A year ago, ABC News ran a two-hour special in which 20/20 anchors David Muir and Elizabeth Vargas asked Shark Tank judges which ideas they regretted rejecting. Siminoff’s pitch was the first one mentioned. The broadcaster noted that Ring had reached a valuation of $460 million (at the time), “the most of any company to appear on Shark Tank.”

Ring had already become the company that popularized the idea of the video doorbell, letting customers, via their smartphone, check who was at the door from both inside the house and outside of it. The wifi-enabled doorbell uses motion detectors to sense when someone approaches a door and then delivers video and sound to the owner’s smartphone app. Being able to see who stopped at the door is a key selling point and a deterrent to would-be thieves.

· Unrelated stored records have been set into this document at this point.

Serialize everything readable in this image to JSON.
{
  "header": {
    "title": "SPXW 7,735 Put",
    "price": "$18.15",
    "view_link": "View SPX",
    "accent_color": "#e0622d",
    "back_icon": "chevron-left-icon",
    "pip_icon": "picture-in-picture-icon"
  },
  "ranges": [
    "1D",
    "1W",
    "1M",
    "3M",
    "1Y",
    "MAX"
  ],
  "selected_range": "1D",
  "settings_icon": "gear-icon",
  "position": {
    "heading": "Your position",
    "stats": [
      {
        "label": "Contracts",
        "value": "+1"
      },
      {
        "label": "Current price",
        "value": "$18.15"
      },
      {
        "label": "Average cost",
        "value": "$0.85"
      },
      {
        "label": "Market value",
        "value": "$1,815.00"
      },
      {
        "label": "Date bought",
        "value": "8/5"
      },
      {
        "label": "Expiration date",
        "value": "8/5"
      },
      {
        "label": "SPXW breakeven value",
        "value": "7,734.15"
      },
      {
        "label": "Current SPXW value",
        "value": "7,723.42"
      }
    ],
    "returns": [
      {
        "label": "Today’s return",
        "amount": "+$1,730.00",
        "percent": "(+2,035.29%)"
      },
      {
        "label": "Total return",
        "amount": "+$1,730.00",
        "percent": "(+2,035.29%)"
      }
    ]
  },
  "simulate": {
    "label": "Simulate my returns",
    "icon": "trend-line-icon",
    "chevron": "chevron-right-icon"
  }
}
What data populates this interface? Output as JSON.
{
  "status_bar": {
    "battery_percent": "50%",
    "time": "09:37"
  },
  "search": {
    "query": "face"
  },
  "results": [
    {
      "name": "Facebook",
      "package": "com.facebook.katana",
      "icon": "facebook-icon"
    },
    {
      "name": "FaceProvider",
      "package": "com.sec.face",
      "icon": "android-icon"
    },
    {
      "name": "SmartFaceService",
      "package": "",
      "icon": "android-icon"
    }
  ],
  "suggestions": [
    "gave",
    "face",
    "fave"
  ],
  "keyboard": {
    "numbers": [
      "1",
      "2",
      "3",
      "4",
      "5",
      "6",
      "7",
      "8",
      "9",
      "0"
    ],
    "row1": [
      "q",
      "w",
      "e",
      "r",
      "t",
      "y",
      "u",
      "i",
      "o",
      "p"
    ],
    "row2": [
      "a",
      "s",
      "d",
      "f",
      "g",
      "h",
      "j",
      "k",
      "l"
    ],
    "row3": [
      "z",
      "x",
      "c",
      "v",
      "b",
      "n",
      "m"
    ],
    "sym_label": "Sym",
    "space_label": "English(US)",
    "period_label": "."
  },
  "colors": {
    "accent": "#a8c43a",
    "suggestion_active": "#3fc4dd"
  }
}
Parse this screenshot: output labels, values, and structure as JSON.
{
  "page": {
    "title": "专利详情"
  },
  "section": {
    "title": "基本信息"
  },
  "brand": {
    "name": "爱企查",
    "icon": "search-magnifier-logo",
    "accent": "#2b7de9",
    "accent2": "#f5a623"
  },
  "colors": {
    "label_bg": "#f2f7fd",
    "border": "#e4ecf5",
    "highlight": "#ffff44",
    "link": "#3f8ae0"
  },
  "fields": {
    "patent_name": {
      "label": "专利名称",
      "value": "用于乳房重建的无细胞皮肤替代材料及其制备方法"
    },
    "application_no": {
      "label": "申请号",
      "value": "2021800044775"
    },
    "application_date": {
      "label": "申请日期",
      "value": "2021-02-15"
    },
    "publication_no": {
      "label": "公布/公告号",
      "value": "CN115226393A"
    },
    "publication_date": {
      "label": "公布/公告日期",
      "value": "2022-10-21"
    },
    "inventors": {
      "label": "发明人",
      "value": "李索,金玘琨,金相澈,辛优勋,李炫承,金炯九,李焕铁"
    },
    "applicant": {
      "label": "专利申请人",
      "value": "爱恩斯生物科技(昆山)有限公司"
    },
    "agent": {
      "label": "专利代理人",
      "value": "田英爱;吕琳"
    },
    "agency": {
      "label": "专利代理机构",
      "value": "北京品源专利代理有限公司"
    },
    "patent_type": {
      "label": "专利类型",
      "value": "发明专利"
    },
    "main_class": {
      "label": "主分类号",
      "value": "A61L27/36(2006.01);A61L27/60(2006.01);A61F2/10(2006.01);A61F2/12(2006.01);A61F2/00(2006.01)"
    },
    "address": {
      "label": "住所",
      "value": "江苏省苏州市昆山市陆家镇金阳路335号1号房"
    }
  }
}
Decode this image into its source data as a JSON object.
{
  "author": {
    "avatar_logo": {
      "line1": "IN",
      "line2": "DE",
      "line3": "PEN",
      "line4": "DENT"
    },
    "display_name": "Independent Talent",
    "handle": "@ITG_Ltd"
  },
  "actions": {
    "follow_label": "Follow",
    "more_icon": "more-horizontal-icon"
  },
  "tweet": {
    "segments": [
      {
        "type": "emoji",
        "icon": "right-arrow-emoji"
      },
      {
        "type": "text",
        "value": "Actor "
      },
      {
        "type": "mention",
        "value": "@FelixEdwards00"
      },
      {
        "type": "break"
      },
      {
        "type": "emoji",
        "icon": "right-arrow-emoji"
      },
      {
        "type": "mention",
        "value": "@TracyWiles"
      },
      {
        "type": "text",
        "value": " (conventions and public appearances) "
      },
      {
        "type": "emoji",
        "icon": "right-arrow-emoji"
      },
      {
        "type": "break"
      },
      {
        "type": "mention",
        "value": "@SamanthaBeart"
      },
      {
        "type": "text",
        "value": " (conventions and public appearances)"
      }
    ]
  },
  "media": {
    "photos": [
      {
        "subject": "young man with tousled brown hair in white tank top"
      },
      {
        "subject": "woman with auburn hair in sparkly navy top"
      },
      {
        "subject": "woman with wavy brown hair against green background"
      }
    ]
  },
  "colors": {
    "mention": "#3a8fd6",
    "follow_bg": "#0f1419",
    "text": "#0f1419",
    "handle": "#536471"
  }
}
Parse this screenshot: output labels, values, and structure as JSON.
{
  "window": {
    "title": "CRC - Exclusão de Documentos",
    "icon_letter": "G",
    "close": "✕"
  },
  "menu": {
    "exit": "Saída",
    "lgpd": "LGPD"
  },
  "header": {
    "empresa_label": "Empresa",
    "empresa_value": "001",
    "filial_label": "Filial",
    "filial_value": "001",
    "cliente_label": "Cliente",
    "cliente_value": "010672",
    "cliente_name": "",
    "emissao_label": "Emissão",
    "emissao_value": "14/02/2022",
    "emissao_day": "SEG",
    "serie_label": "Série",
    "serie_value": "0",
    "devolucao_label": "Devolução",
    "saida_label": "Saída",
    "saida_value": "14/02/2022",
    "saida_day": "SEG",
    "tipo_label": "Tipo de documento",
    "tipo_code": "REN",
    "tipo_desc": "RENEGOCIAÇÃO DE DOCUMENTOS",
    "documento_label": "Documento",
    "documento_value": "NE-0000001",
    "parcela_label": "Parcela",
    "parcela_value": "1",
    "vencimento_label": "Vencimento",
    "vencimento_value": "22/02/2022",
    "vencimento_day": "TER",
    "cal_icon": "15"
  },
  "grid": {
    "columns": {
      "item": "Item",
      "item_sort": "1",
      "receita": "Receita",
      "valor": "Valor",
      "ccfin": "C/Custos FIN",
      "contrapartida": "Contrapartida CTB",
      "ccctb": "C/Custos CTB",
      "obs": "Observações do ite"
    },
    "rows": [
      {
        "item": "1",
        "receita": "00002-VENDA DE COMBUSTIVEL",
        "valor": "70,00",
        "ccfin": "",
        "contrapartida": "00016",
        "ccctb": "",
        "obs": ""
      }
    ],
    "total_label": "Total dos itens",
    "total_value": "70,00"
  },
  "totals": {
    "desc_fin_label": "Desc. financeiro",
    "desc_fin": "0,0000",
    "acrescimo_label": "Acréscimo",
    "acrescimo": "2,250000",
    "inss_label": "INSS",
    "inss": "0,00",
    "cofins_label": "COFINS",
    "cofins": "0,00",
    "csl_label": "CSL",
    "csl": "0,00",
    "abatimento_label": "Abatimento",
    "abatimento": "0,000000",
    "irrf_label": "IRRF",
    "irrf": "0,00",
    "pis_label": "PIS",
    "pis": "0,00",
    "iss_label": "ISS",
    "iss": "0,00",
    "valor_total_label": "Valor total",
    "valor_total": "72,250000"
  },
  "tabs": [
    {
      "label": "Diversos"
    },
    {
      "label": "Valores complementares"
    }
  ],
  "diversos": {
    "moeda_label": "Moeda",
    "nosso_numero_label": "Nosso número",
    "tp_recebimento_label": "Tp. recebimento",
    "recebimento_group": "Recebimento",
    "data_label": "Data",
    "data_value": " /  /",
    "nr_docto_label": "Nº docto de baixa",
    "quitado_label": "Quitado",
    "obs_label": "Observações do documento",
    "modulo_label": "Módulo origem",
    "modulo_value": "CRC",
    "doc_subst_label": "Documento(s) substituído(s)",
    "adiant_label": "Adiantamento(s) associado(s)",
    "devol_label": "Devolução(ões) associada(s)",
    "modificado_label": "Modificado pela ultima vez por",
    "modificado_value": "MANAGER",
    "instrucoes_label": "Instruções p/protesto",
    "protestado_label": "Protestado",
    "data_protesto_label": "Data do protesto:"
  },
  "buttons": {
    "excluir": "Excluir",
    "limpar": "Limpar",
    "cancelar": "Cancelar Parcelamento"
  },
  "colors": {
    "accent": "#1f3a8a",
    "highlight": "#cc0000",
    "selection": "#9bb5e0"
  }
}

The judges had their reasons.

“It’s really not an internet play,” said Robert Herjavec, CEO of IT security provider Herjavec Group. “It’s a consumer device.”

“I just don’t think it’s for me,” said Daymond John, founder of hip-hop apparel company FUBU.

“I just don’t see the progression, and for that reason, I’m out,” said Mark Cuban, owner of the NBA’s Dallas Mavericks.

Amazon, for its part, wants to become a bigger player in home security, which explains its interest in Ring. The service could play nicely with efforts like Amazon Key, a program to allow deliveries inside your home while you’re out. The acquisition will also improve Amazon’s already strong position in internet-connected home devices, epitomized by its Echo line of smart speakers.

The Shark Tank judges were philosophical about rejecting ideas that, like DoorBot, became big winners.

“Why cry over spilled milk when you know there’s another great idea coming through the Shark Tank,” mused investor Kevin O’Leary.

That’s a massive amount of milk in the case of Ring.